Rezension

Ein Dorf in Afghanistan

Das ferne Feuer -

Das ferne Feuer
von Amy Waldman

Bewertet mit 5 Sternen

Idealistische Anthropologin aus den USA muss sich der Realität im afghanischen Bergdorf stellen. Interessante Entwicklung der Geschichte.

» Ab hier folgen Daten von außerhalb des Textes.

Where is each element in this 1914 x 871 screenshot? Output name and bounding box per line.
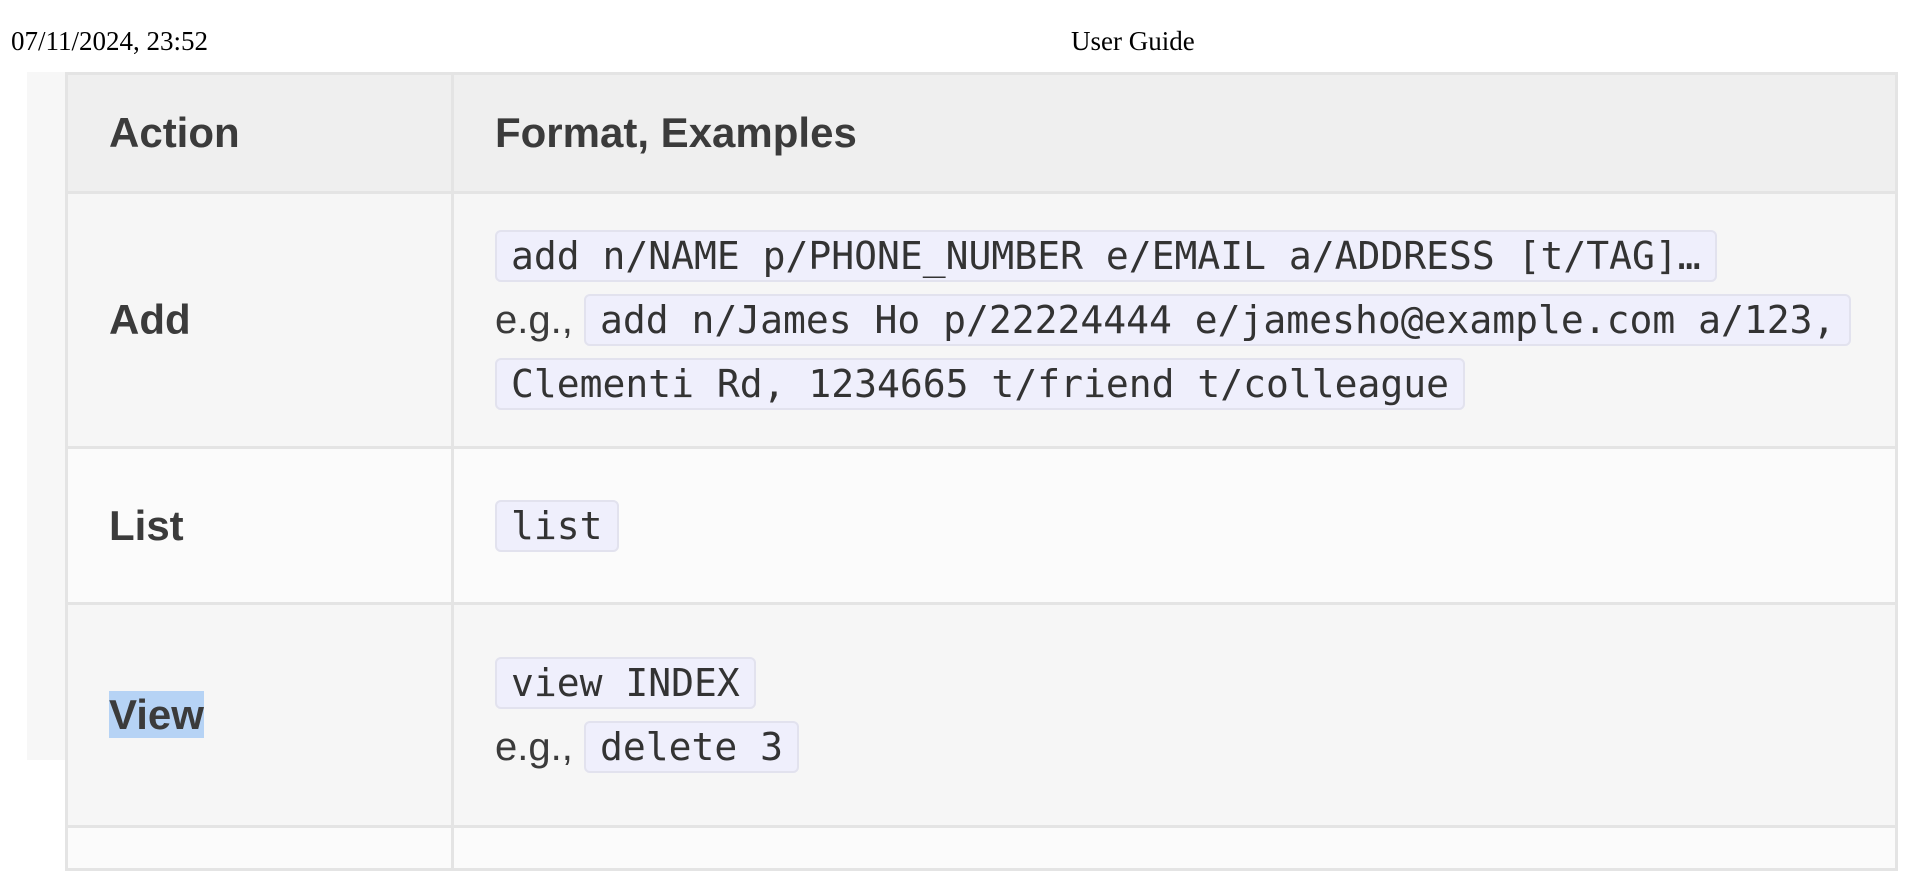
- selected-action-text[interactable]: View: [109, 691, 204, 738]
- action-cell-view: View: [65, 602, 454, 828]
- table-row-partial: [65, 825, 1898, 871]
- format-cell-view: view INDEX e.g., delete 3: [451, 602, 1898, 828]
- format-cell-list: list: [451, 446, 1898, 605]
- example-prefix: e.g.,: [495, 725, 573, 769]
- print-document-title: User Guide: [1071, 26, 1195, 56]
- table-row-list: List list: [65, 446, 1898, 605]
- action-cell-add: Add: [65, 191, 454, 449]
- command-example-code: add n/James Ho p/22224444 e/jamesho@exam…: [495, 294, 1852, 410]
- command-example-code: delete 3: [583, 721, 799, 773]
- example-prefix: e.g.,: [495, 298, 573, 342]
- format-cell-add: add n/NAME p/PHONE_NUMBER e/EMAIL a/ADDR…: [451, 191, 1898, 449]
- command-format-code: add n/NAME p/PHONE_NUMBER e/EMAIL a/ADDR…: [495, 230, 1717, 282]
- table-row-view: View view INDEX e.g., delete 3: [65, 602, 1898, 828]
- page-left-gutter: [27, 72, 65, 760]
- format-cell-partial: [451, 825, 1898, 871]
- table-row-add: Add add n/NAME p/PHONE_NUMBER e/EMAIL a/…: [65, 191, 1898, 449]
- action-cell-partial: [65, 825, 454, 871]
- column-header-action: Action: [65, 72, 454, 194]
- print-header: 07/11/2024, 23:52 User Guide: [0, 26, 1914, 62]
- command-format-code: list: [495, 499, 619, 552]
- command-summary-table: Action Format, Examples Add add n/NAME p…: [65, 72, 1898, 871]
- column-header-format: Format, Examples: [451, 72, 1898, 194]
- command-format-code: view INDEX: [495, 657, 756, 709]
- table-header-row: Action Format, Examples: [65, 72, 1898, 194]
- print-datetime: 07/11/2024, 23:52: [11, 26, 209, 56]
- action-cell-list: List: [65, 446, 454, 605]
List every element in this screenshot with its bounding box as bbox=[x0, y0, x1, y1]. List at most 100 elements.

Die Anthropologie-Studentin Parvin ist fasziniert von dem Bestseller „Mutter Afghanistan“ von Gideon Crane. Der amerikanische Arzt hat Afghanistan bereist und berichtet über seine Erlebnisse in einem kleinen Bergdorf. Dort ist die Todesrate bei schwangeren Frauen sehr hoch. Mit Hilfe von Spendengeldern kann er im Dorf eine Klinik für Frauen bauen. Parvin stammt selbst aus Afghanistan, ihre Eltern sind jedoch mit ihr im Alter von einem Jahr in die USA ausgewandert. Durch ihr Studium beschäftigt sie sich damit, wie Menschen in anderen Kulturen leben und wie sie mit medizinischen Problemen umgehen. Sie beschließt, Cranes Projekt vor Ort zu unterstützen. Die junge Frau steckt nach dem Tod ihrer Mutter auch in einer Selbstfindungsphase, daher scheint ihr diese Reise in die Heimat ihrer Eltern sehr reizvoll zu sein.  Aber es ist auch ein Land im Krieg. Sie reist in das abgelegene Bergdorf, um dort für einige Monate in der Familie wohnen, über die Crane in seinem Buch berichtet hat. Die Mutter Fereschta ist damals bei der Geburt ihres siebten Kindes verstorben. Dort trifft sie auf ihren Mann Wahid, der inzwischen neu verheiratet ist, sowie seine neun Kinder. Wir erfahren, wie Parvin sich im Dorf einlebt und wie sie versucht sich nützlich zu machen.

In den ersten Kapiteln sind auch einige Auszüge aus dem Crane-Buch abgedruckt. Hier erfährt man dann, dass die Inhalte des Buches doch sehr von der Realität vor Ort abweichen, und Parvin, die zuerst noch recht naiv und blauäugig erscheint, kommen die ersten Zweifel an Cranes Erzählungen.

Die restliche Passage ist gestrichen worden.